1) Lost Swordsmen: a case study of Sakakibara Kenkichi

            During the beginning of the Meiji Restoration, the new government established a series of edicts abolishing the samurai class. First among these were the Haitōrei edicts of 1870-1876, which prohibited dressing in the image of a samurai, the wearing of swords by samurai, and eventually the general public carrying of swords[1]. In 1871, the Meiji government abolished the domainal system and established the ken (“prefecture”) system, stripping daimyo of their formal titles as rulers and thereby disbanding the samurai class[2]. Among these disenfranchised samurai was Sakakibara Kenkichi, a sword instructor at the Kobusho, a martial arts school run by the bakufu[3]. In a fit of economic desperation, Sakakibara helped establish the practice of gekiken, a public display of kenjutsu and other classical weapon arts, and helped revive the practice of kenjutsu in the face of the abolishment of the samurai class[4]. In this section, I hope to examine the life of Sakakibara and other disenfranchised samurai like him, in order to provide a perspective on the lives of the practitioners of kenjutsu following the Haitōrei edicts.

 

2) Swordsman as Performer: Gekiken and the preservation of traditional kenjutsu

Gekiken became a medium through which the public could be exposed to traditional martial arts that had previously been the specialty of samurai and a select group of well-to-do commoners. The image depicted here, a triptych woodblock print created by the famous ukiyo-e artist Tsukioka Yoshitoshi, is of an early gekikenkai, or swordfighting exhibition[5]. Notable in this image is a man without armor, holding a fan, crouching between two combatants in the bottom of the central panel. Here, we can see the beginnings of the formalization of kenjutsu as a sport – the use of judges to start a match indicates the beginnings of the transformation of the military discipline into the martial art. Gekiken, then, already begins to differ from kenjutsu in its formal goal – while kenjutsu trains a warrior for combat and for death, gekiken trains a swordsman as a performer. Another point of interest in this image is the woman wielding the naginata, or halberd, positioned without a helmet and in combat with a kenjutsu practitioner, straddling the fold between the middle and right panels. The fact that both a woman and non-kenjutsu practitioner is included in the event suggests perhaps that the abolishment of the samurai class caused changes in martial disciplines outside of kenjutsu: practitioners of naginata-jutsu, traditionally considered a women’s martial style, perhaps also felt the need to engage in the gekikenkai to ensure that their traditions were communicated to the public, as well.

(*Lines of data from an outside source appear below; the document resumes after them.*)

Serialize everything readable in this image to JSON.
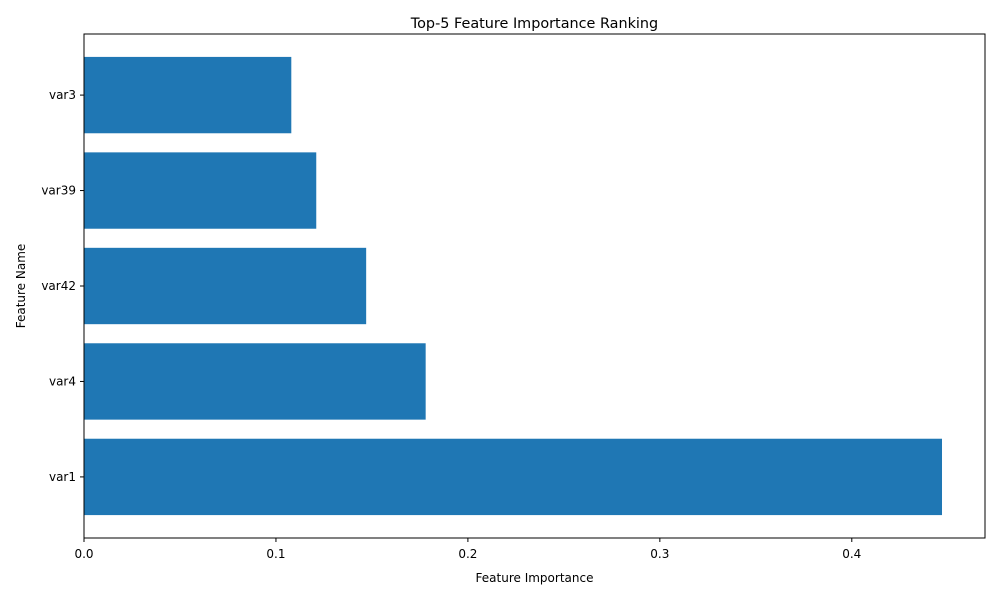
{
  "chart_data": {
    "type": "bar",
    "orientation": "horizontal",
    "title": "Top-5 Feature Importance Ranking",
    "xlabel": "Feature Importance",
    "ylabel": "Feature Name",
    "categories": [
      "var1",
      "var4",
      "var42",
      "var39",
      "var3"
    ],
    "values": [
      0.447,
      0.178,
      0.147,
      0.121,
      0.108
    ],
    "xlim": [
      0,
      0.4694
    ],
    "xticks": [
      0.0,
      0.1,
      0.2,
      0.3,
      0.4
    ],
    "xtick_labels": [
      "0.0",
      "0.1",
      "0.2",
      "0.3",
      "0.4"
    ],
    "grid": false,
    "bar_color": "#1f77b4"
  }
}
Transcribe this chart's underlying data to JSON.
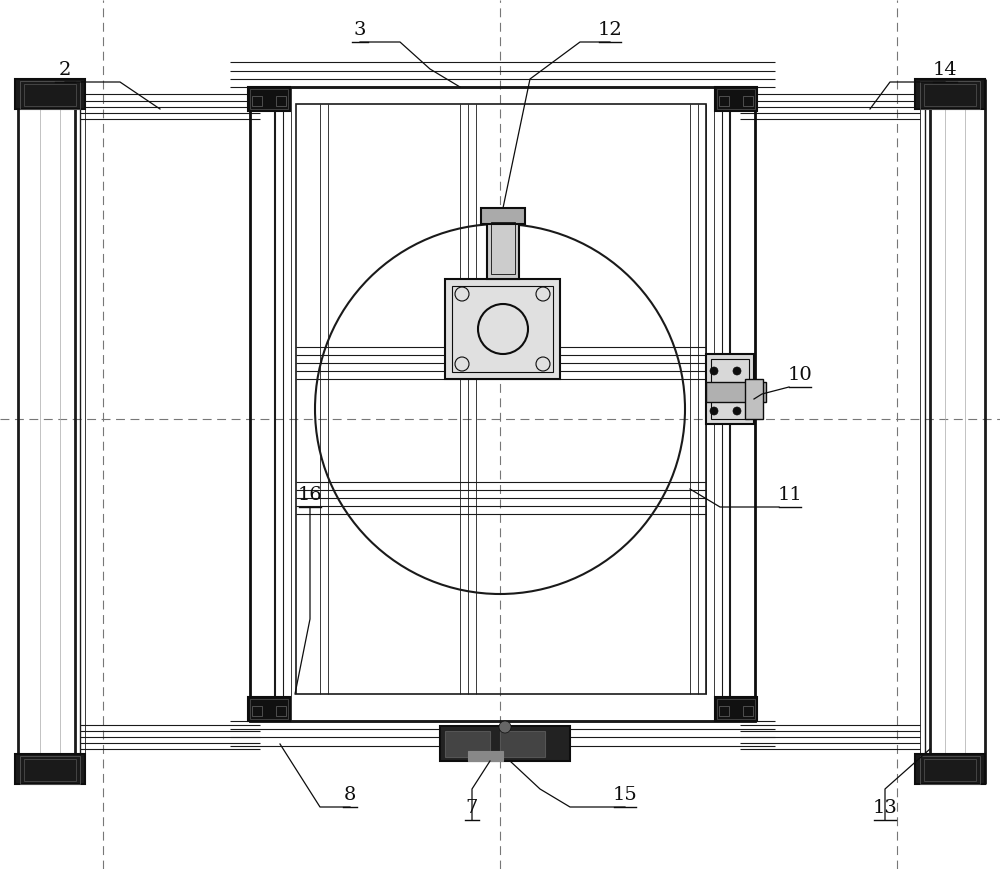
{
  "bg_color": "#ffffff",
  "lc": "#1a1a1a",
  "dc": "#0d0d0d",
  "fig_width": 10.0,
  "fig_height": 8.69,
  "dpi": 100
}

[1] Kapp, L. K., Hiroko; Yoshinodo, Yoshihara (2002). Modern Japanese Swords and Swordsmiths: From 1868 to the Present. Tokyo, Kodansha International.

[2] Ibid.

[3] . "Sakakibara, Kenkichi." Portraits of Modern Japanese Historical Figures. Retrieved November 23, 2014, from http://www.ndl.go.jp/portrait/e/datas/271.html.           

[4] Ibid.

[5] Tsukioka, Y. Geki-ken kai. MFA.org, Museum of Fine Arts, Boston.